New dextransucrase purification process of the enzyme produced by Leuconostoc mesenteroides IBUN 91.2.98 based on binding product and dextranase hydrolysis

• Published in: Journal of biotechnology Vol. 265; pp. 8 - 14
• Main Authors: Flórez Guzman, Glaehter Yhon, Hurtado, Gustavo Buitrago, Ospina, Sonia Amparo
• Format: Journal Article
• Language: English
• Published: Netherlands Elsevier B.V 10.01.2018
• Subjects: Dextran; Dextranase - chemistry; Dextrans - metabolism; Dextransucrase; Electrophoresis; Exopolysaccharides; Fermentation; Glucan; Glucosyltransferase; Glucosyltransferases - chemistry; Glucosyltransferases - isolation & purification; Glucosyltransferases - metabolism; Hydrolysis; Leuconostoc mesenteroides; Leuconostoc mesenteroides - enzymology; Molecular Weight; Sucrose - metabolism; Temperature; Dextran; Glucan; Dextransucrase; Leuconostoc mesenteroides; Exopolysaccharides; Glucosyltransferase
• ISSN: 0168-1656; 1873-4863
• DOI: 10.1016/j.jbiotec.2017.10.019

•The enzyme dextransucrase of Lm IBUN 91.2.98 synthesizes a polymer type dextran.•The fermentation conditions allowed a high enzymatic productivity.•The DS enzyme interacts with the product allowing its purification by ultrafiltration.•Ds was classified as a glycosyl hydrolase (GH) belonging to family 70. This paper examines a new dextransucrase (DS) purification process of the extracellular enzyme (EC 2.4.1.5) produced by Leuconostoc mesenteroides IBUN 91.2.98. The enzyme was purified using a methodology which combines the immobilization of the enzyme in the produced biopolymer dextran, followed by a concentration step by ultrafiltration, using a membrane with a pore size of 300kDa and subsequent hydrolysis of dextran by action of a dextranase and finally enzyme purification by anion exchange chromatography.
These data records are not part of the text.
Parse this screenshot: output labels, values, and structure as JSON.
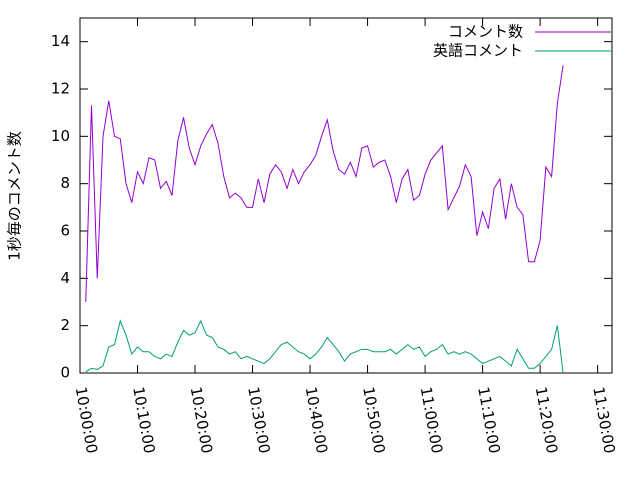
{
  "chart_data": {
    "type": "line",
    "ylabel": "1秒毎のコメント数",
    "x": [
      "10:01:00",
      "10:02:00",
      "10:03:00",
      "10:04:00",
      "10:05:00",
      "10:06:00",
      "10:07:00",
      "10:08:00",
      "10:09:00",
      "10:10:00",
      "10:11:00",
      "10:12:00",
      "10:13:00",
      "10:14:00",
      "10:15:00",
      "10:16:00",
      "10:17:00",
      "10:18:00",
      "10:19:00",
      "10:20:00",
      "10:21:00",
      "10:22:00",
      "10:23:00",
      "10:24:00",
      "10:25:00",
      "10:26:00",
      "10:27:00",
      "10:28:00",
      "10:29:00",
      "10:30:00",
      "10:31:00",
      "10:32:00",
      "10:33:00",
      "10:34:00",
      "10:35:00",
      "10:36:00",
      "10:37:00",
      "10:38:00",
      "10:39:00",
      "10:40:00",
      "10:41:00",
      "10:42:00",
      "10:43:00",
      "10:44:00",
      "10:45:00",
      "10:46:00",
      "10:47:00",
      "10:48:00",
      "10:49:00",
      "10:50:00",
      "10:51:00",
      "10:52:00",
      "10:53:00",
      "10:54:00",
      "10:55:00",
      "10:56:00",
      "10:57:00",
      "10:58:00",
      "10:59:00",
      "11:00:00",
      "11:01:00",
      "11:02:00",
      "11:03:00",
      "11:04:00",
      "11:05:00",
      "11:06:00",
      "11:07:00",
      "11:08:00",
      "11:09:00",
      "11:10:00",
      "11:11:00",
      "11:12:00",
      "11:13:00",
      "11:14:00",
      "11:15:00",
      "11:16:00",
      "11:17:00",
      "11:18:00",
      "11:19:00",
      "11:20:00",
      "11:21:00",
      "11:22:00",
      "11:23:00",
      "11:24:00"
    ],
    "series": [
      {
        "name": "コメント数",
        "color": "#9400d3",
        "values": [
          3,
          11.3,
          4.0,
          10,
          11.5,
          10,
          9.9,
          8,
          7.2,
          8.5,
          8,
          9.1,
          9,
          7.8,
          8.1,
          7.5,
          9.8,
          10.8,
          9.5,
          8.8,
          9.6,
          10.1,
          10.5,
          9.7,
          8.3,
          7.4,
          7.6,
          7.4,
          7,
          7,
          8.2,
          7.2,
          8.4,
          8.8,
          8.5,
          7.8,
          8.6,
          8,
          8.5,
          8.8,
          9.2,
          10,
          10.7,
          9.4,
          8.6,
          8.4,
          8.9,
          8.3,
          9.5,
          9.6,
          8.7,
          8.9,
          9,
          8.3,
          7.2,
          8.2,
          8.6,
          7.3,
          7.5,
          8.4,
          9,
          9.3,
          9.6,
          6.9,
          7.4,
          7.9,
          8.8,
          8.3,
          5.8,
          6.8,
          6.1,
          7.8,
          8.2,
          6.5,
          8,
          7,
          6.7,
          4.7,
          4.7,
          5.6,
          8.7,
          8.3,
          11.4,
          13
        ]
      },
      {
        "name": "英語コメント",
        "color": "#009e73",
        "values": [
          0.05,
          0.2,
          0.15,
          0.3,
          1.1,
          1.2,
          2.2,
          1.6,
          0.8,
          1.1,
          0.9,
          0.9,
          0.7,
          0.6,
          0.8,
          0.7,
          1.3,
          1.8,
          1.6,
          1.7,
          2.2,
          1.6,
          1.5,
          1.1,
          1,
          0.8,
          0.9,
          0.6,
          0.7,
          0.6,
          0.5,
          0.4,
          0.6,
          0.9,
          1.2,
          1.3,
          1.1,
          0.9,
          0.8,
          0.6,
          0.8,
          1.1,
          1.5,
          1.2,
          0.9,
          0.5,
          0.8,
          0.9,
          1,
          1,
          0.9,
          0.9,
          0.9,
          1,
          0.8,
          1,
          1.2,
          1,
          1.1,
          0.7,
          0.9,
          1,
          1.2,
          0.8,
          0.9,
          0.8,
          0.9,
          0.8,
          0.6,
          0.4,
          0.5,
          0.6,
          0.7,
          0.5,
          0.3,
          1,
          0.6,
          0.2,
          0.2,
          0.4,
          0.7,
          1,
          2,
          0
        ]
      }
    ],
    "xlim": [
      "10:00:00",
      "11:32:30"
    ],
    "xticks": [
      "10:00:00",
      "10:10:00",
      "10:20:00",
      "10:30:00",
      "10:40:00",
      "10:50:00",
      "11:00:00",
      "11:10:00",
      "11:20:00",
      "11:30:00"
    ],
    "ylim": [
      0,
      15
    ],
    "yticks": [
      0,
      2,
      4,
      6,
      8,
      10,
      12,
      14
    ],
    "legend": "top-right"
  }
}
The obtained enzyme has a purification factor of 118 and a yield of 26% from the initial extract. The purified dextransucrase has a specific activity of 335.1U/mg, electrophoretic analysis shows absence of subunits, and a molecular weight of 170.1kDa, a Vmax of 28.1U/ml and a Km of 48mM. Optimal conditions of pH, temperature and substrate concentration were 5, 30°C and 584mM sucrose respectively in a ratio of 0.4U/mole of substrate. The produced dextran has a molecular size of 800–1000kDa. Both the hydrolytic and transference activity are inhibited by Fe+3 (96.5%) and Al+3 (99.1%), whereas Mg+2 and K produce activation of 36.7% and 27.2%, respectively.